Das Buch Numeri schildert die Wüstenwanderung des Volkes vom Sinai bis an die Grenze des verheißenen Landes. Am Sinai hat das Volk die Gebote Gottes erhalten. Vor dem Aufbruch hat Mose eine Volkszählung durchgeführt und weitere Gebote vermittelt, die eine geregelte Ordnung im Volk sicherstellen sollen. Nun zieht das Volk zum ersten Mal nach dieser Ordnung in der Wüste weiter. Die Wolkensäule zeigt dabei die Führung und Gegenwart Gottes unter seinem Volk. Doch schon bald fängt das Volk wieder an zu murren. Das Manna ist ihnen als Nahrung zu eintönig, sie wollen auch Fleisch zu essen. Mose klagt vor Gott, dass ihm die Führung dieses Volkes allein zu viel wird.

Woher soll ich für dieses ganze Volk Fleisch nehmen? Sie weinen vor mir und sagen zu mir: Gib uns Fleisch zu essen! Ich kann dieses ganze Volk nicht allein tragen, es ist mir zu schwer. Wenn du mich so behandelst, dann bring mich lieber um. Wenn ich Gnade in deinen Augen gefunden habe, werde ich mein Unheil nicht mehr schauen. (Num 11,13-15)

Gott findet eine Lösung. Mose soll fortan die Führung mit siebzig Ältesten teilen und ein Schwarm Wachteln bringt die nötige Ration Fleisch. Gott kann immer helfen, auch in verfahrenen und ausweglos erscheinenden Situationen.

Da sprach der Herr zu Mose: Versammle mir siebzig von den Ältesten Israels, die du kennst, weil sie die Ältesten des Volkes und seine Listenführer sind; bring sie zum Offenbarungszelt!
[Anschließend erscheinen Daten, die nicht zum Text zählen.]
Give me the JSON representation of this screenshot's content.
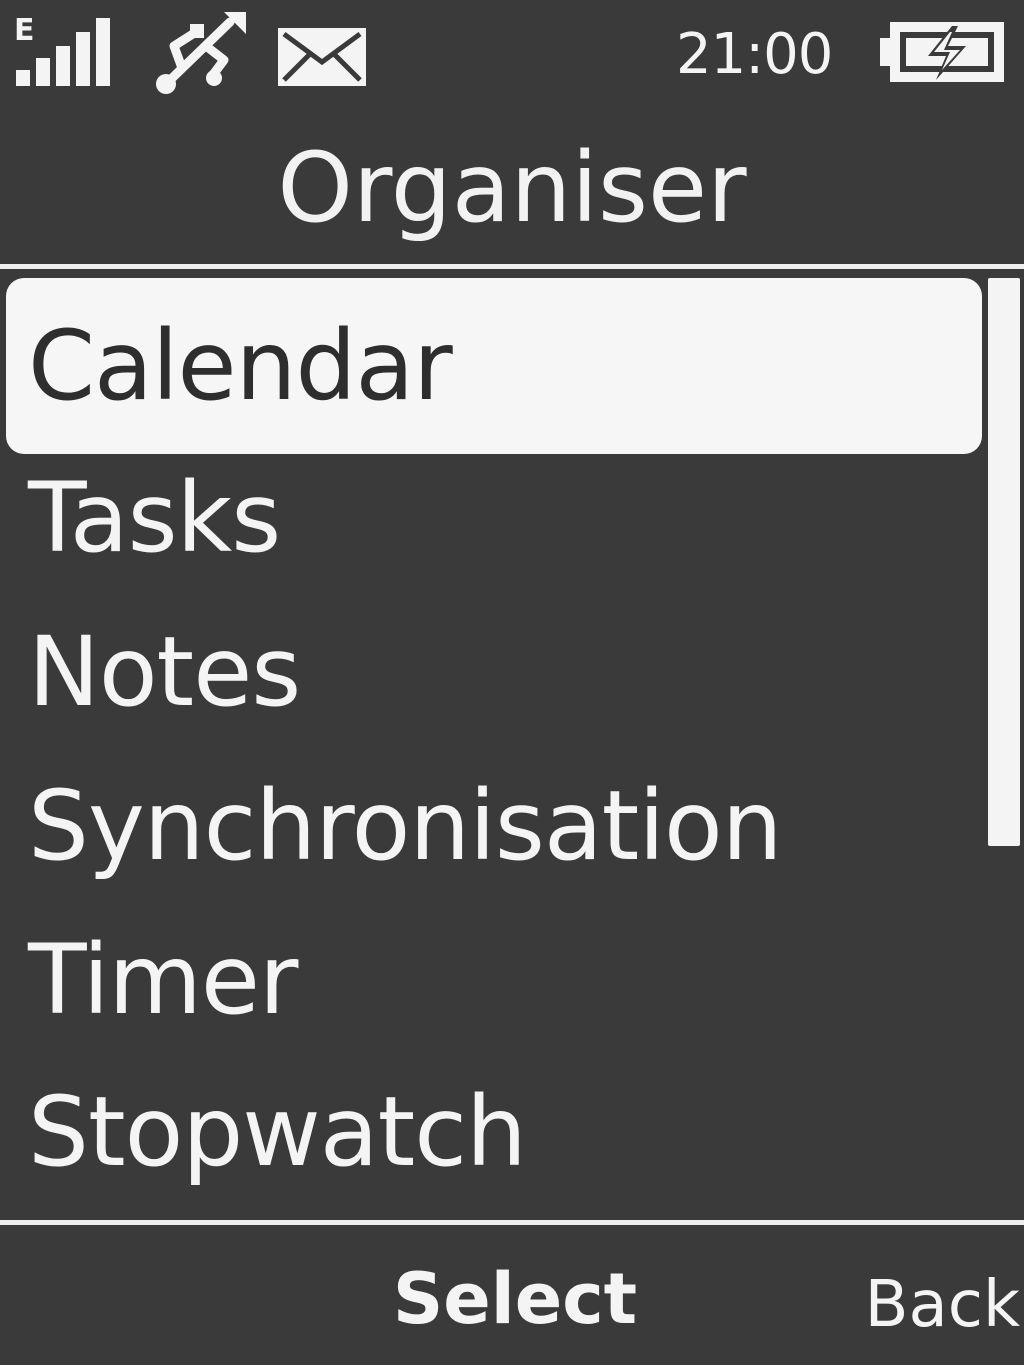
{
  "status_bar": {
    "network_type": "E",
    "signal_bars": 5,
    "time": "21:00",
    "icons": [
      "signal-icon",
      "usb-icon",
      "mail-icon",
      "battery-charging-icon"
    ]
  },
  "title": "Organiser",
  "menu": {
    "selected_index": 0,
    "items": [
      {
        "label": "Calendar"
      },
      {
        "label": "Tasks"
      },
      {
        "label": "Notes"
      },
      {
        "label": "Synchronisation"
      },
      {
        "label": "Timer"
      },
      {
        "label": "Stopwatch"
      }
    ]
  },
  "softkeys": {
    "center": "Select",
    "right": "Back"
  },
  "colors": {
    "background": "#3a3a3a",
    "foreground": "#f2f2f2",
    "highlight": "#f6f6f6",
    "highlight_text": "#2e2e2e"
  }
}
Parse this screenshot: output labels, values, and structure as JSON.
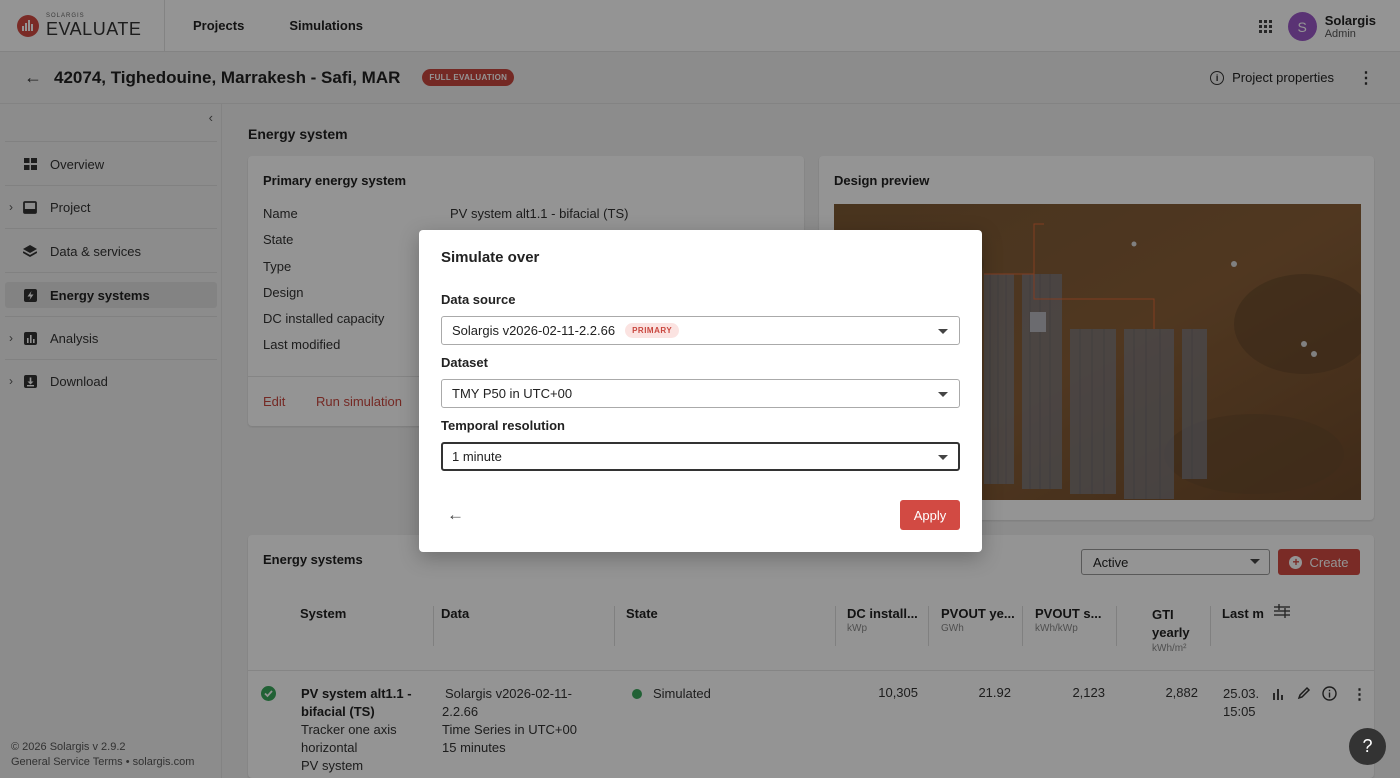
{
  "app": {
    "logo_small": "SOLARGIS",
    "logo_big": "EVALUATE",
    "nav": [
      "Projects",
      "Simulations"
    ],
    "user_name": "Solargis",
    "user_role": "Admin",
    "user_initial": "S"
  },
  "project": {
    "title": "42074, Tighedouine, Marrakesh - Safi, MAR",
    "badge": "FULL EVALUATION",
    "properties_label": "Project properties"
  },
  "sidebar": {
    "items": [
      {
        "label": "Overview",
        "icon": "grid-icon"
      },
      {
        "label": "Project",
        "icon": "inbox-icon"
      },
      {
        "label": "Data & services",
        "icon": "layers-icon"
      },
      {
        "label": "Energy systems",
        "icon": "bolt-icon"
      },
      {
        "label": "Analysis",
        "icon": "bar-chart-icon"
      },
      {
        "label": "Download",
        "icon": "download-icon"
      }
    ],
    "footer_line1": "© 2026 Solargis v 2.9.2",
    "footer_line2": "General Service Terms • solargis.com"
  },
  "main": {
    "section_title": "Energy system",
    "primary": {
      "title": "Primary energy system",
      "labels": [
        "Name",
        "State",
        "Type",
        "Design",
        "DC installed capacity",
        "Last modified"
      ],
      "name_value": "PV system alt1.1 - bifacial (TS)",
      "edit_label": "Edit",
      "run_label": "Run simulation"
    },
    "design_preview_title": "Design preview",
    "systems": {
      "title": "Energy systems",
      "filter_value": "Active",
      "create_label": "Create",
      "columns": [
        {
          "label": "System",
          "unit": ""
        },
        {
          "label": "Data",
          "unit": ""
        },
        {
          "label": "State",
          "unit": ""
        },
        {
          "label": "DC install...",
          "unit": "kWp"
        },
        {
          "label": "PVOUT ye...",
          "unit": "GWh"
        },
        {
          "label": "PVOUT s...",
          "unit": "kWh/kWp"
        },
        {
          "label": "GTI yearly",
          "unit": "kWh/m²"
        },
        {
          "label": "Last m",
          "unit": ""
        }
      ],
      "row": {
        "system_name": "PV system alt1.1 - bifacial (TS)",
        "system_name_l1": "PV system alt1.1 -",
        "system_name_l2": "bifacial (TS)",
        "system_desc1": "Tracker one axis",
        "system_desc2": "horizontal",
        "system_desc3": "PV system",
        "data1": "Solargis v2026-02-11-",
        "data2": "2.2.66",
        "data3": "Time Series in UTC+00",
        "data4": "15 minutes",
        "state": "Simulated",
        "dc": "10,305",
        "pvout_yearly": "21.92",
        "pvout_specific": "2,123",
        "gti": "2,882",
        "last_modified1": "25.03.",
        "last_modified2": "15:05"
      }
    }
  },
  "dialog": {
    "title": "Simulate over",
    "data_source_label": "Data source",
    "data_source_value": "Solargis v2026-02-11-2.2.66",
    "data_source_badge": "PRIMARY",
    "dataset_label": "Dataset",
    "dataset_value": "TMY P50 in UTC+00",
    "resolution_label": "Temporal resolution",
    "resolution_value": "1 minute",
    "apply_label": "Apply"
  },
  "help_label": "?",
  "colors": {
    "accent": "#d24a43",
    "success": "#3aa85c",
    "avatar": "#9b59c9"
  }
}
Dort sollen sie mit dir zusammen hintreten. Dann komme ich herab und rede dort mit dir. Ich nehme etwas von dem Geist, der auf dir ruht, und lege ihn auf sie. So können sie mit dir zusammen an der Last des Volkes tragen und du musst sie nicht mehr allein tragen.
Zum Volk aber sollst du sagen: Heiligt euch für morgen, dann werdet ihr Fleisch zu essen haben. Denn ihr habt dem Herrn die Ohren vollgeweint und gesagt: Wenn uns doch jemand Fleisch zu essen gäbe! In Ägypten ging es uns gut. Der Herr wird euch Fleisch geben und ihr werdet essen. Nicht nur einen Tag werdet ihr es essen, nicht zwei Tage, nicht fünf Tage, nicht zehn Tage und nicht zwanzig Tage, sondern einen Monat lang, bis es euch zur Nase herauskommt und ihr euch davor ekelt. Denn ihr habt den Herrn, der mitten unter euch ist, verworfen und habt vor ihm geweint und gesagt: Warum sind wir aus Ägypten weggezogen?
Da entgegnete Mose: Sechshunderttausend Mann zu Fuß zählt das Volk, in dessen Mitte ich bin, und du sagst: Ich gebe ihnen Fleisch, sodass sie einen Monat lang zu essen haben? Soll man etwa alle Schafe, Ziegen und Rinder für sie schlachten, dass es für sie ausreicht? Oder kann man alle Fische des Meeres für sie fangen, dass es für sie ausreicht?
Der Herr antwortete Mose: Ist etwa die Hand des Herrn zu kurz? Jetzt wirst du sehen, ob mein Wort für dich eintrifft oder nicht. (Num 11,17-23)

Gottes Hand ist nicht zu kurz. Er reicht sie den Menschen, die in ihren Nöten feststecken und zieht sie heraus. Gott ist mitten unter seinem Volk, damals wie heute.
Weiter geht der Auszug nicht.